Ramon Blanco Herrera carries his ghosts in a shiny, black tin box.
His liver-spotted hands carefully remove relics he never imagined would become so nostalgic for him when he was a boy in Cuba. A label from the original La Tropical beer. A certificate for stock in Cerveceria La Tropical brewery, signed by the president, his grandfather, in 1954. A picture of an ancestor’s statue standing over the expansive tropical beer gardens of the brewery his family founded in 1888, Cuba’s first.
“I never got to enjoy it. All the free beer I could have had…” jokes Blanco Herrera, 70, whose family saw their brewery — which produced upwards of 60 percent of Cuba’s beer — nationalized and his family exiled.
Manny Portuondo prefers to commune with his ghosts.
Portuondo, 49, the American-born son of Cuban exiles, visited Cuba for the first time last fall, including the sprawling tropical gardens and biergarten surrounding Cerveceria La Tropical, on the banks of the bubbling Almendares River. It was his great, great grandfather who developed and sold the land to the Blanco Herreras for the brewery more than 128 years ago.
“I stood there and I was in awe,” Portuondo said. “I felt that history in my blood, running through me. I came back after that trip and said to myself, ‘I’m going to bring that back.’ I want people to feel what I felt.”
Lovers of craft beer and all things Cuba will get that chance.
Portuondo worked with Wynwood’s Concrete Beach Brewery to re-create the original recipe and will release La Tropical at an event at the brewery on May 22. The event will cap American Craft Beer Week, which begins Monday with events around town.
The beer will be sold only at the brewery for now. But both Portuondo and Blanco Herrera, who own the world rights to the beer, and Concrete Beach, a subsidiary of the Boston Beer Company (Samuel Adams), have their sights set on widespread distribution.

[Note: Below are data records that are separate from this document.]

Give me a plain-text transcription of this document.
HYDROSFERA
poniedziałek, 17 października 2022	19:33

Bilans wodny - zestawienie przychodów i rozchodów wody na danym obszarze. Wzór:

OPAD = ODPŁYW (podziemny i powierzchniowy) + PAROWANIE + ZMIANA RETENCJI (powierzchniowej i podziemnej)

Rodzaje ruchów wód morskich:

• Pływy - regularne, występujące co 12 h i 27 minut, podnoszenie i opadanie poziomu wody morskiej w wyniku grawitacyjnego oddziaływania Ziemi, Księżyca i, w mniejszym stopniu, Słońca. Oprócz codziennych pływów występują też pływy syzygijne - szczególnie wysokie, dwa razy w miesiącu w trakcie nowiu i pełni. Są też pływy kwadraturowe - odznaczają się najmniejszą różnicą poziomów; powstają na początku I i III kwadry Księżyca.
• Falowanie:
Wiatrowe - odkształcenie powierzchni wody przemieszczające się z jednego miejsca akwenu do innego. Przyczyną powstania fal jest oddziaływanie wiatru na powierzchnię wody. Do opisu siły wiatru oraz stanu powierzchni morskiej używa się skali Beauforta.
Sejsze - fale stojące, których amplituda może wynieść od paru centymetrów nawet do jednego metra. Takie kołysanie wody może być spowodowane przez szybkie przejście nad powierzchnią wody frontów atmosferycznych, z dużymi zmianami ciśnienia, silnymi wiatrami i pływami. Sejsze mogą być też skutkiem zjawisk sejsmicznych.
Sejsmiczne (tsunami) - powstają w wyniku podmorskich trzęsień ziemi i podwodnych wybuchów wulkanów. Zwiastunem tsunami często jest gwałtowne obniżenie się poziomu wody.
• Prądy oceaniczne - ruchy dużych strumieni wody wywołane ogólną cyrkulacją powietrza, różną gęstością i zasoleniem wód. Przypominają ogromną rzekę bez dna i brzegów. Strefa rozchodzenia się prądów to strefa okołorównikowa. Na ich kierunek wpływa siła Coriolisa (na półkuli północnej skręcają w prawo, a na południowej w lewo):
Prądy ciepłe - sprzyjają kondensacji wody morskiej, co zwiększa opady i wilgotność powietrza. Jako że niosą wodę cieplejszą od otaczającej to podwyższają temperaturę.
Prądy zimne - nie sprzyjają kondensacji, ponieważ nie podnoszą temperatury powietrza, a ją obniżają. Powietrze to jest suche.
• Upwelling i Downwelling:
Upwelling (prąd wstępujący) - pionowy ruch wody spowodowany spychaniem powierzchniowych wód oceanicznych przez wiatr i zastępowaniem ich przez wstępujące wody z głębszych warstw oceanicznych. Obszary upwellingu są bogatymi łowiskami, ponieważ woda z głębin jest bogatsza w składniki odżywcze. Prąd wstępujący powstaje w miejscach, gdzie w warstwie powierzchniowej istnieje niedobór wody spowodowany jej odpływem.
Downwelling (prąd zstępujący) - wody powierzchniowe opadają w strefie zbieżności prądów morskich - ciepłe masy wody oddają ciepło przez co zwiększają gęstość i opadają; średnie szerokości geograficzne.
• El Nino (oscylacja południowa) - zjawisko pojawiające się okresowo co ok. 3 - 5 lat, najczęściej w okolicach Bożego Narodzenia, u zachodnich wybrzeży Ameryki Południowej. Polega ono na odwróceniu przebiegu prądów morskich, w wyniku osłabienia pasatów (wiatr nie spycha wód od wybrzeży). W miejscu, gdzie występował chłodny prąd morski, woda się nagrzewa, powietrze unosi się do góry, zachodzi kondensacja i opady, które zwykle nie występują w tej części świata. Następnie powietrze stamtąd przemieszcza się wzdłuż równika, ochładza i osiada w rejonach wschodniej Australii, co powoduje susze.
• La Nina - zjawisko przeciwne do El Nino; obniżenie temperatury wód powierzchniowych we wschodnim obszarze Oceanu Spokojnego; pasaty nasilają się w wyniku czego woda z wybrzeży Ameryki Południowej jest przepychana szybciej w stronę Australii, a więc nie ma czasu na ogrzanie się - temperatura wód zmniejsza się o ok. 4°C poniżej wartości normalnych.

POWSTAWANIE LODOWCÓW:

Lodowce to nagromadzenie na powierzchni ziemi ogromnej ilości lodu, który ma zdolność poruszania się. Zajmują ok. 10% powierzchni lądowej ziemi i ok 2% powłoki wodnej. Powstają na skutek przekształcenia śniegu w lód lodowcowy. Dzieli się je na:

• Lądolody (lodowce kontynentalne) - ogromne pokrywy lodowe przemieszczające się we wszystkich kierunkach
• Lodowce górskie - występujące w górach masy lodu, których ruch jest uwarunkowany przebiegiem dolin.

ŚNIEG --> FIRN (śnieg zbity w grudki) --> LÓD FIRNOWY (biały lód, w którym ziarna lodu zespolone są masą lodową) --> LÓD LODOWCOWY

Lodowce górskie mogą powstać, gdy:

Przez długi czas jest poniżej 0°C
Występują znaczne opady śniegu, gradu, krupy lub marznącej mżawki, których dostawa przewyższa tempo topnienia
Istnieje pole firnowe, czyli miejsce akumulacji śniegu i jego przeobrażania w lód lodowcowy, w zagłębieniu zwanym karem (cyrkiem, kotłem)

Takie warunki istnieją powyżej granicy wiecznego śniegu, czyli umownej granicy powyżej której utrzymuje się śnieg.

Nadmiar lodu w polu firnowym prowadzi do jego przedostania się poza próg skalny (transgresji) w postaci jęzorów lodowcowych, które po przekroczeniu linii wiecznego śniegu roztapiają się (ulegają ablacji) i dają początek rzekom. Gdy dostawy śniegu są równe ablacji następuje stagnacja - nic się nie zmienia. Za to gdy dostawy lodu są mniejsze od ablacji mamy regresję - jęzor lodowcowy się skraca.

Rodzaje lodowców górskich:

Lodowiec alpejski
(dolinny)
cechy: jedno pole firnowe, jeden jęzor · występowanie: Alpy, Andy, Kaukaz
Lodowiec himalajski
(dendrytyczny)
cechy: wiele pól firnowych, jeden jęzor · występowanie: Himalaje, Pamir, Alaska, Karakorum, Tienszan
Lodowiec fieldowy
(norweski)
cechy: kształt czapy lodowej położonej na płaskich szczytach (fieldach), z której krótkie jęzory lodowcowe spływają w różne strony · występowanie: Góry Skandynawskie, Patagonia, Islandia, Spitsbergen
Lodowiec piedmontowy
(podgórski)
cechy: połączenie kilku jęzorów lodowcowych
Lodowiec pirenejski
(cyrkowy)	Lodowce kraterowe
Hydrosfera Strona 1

Brewers scrubbed the copper-plated brewing tanks at Concrete Beach on Monday as Portuondo and Blanco Herrera awaited their first taste of the finished beer, a malty Vienna-style lager that research told them is how the original beer would have been brewed.
In the other room awaited a beer their families had come together to create more than 128 years ago. This day has been nearly two decades coming.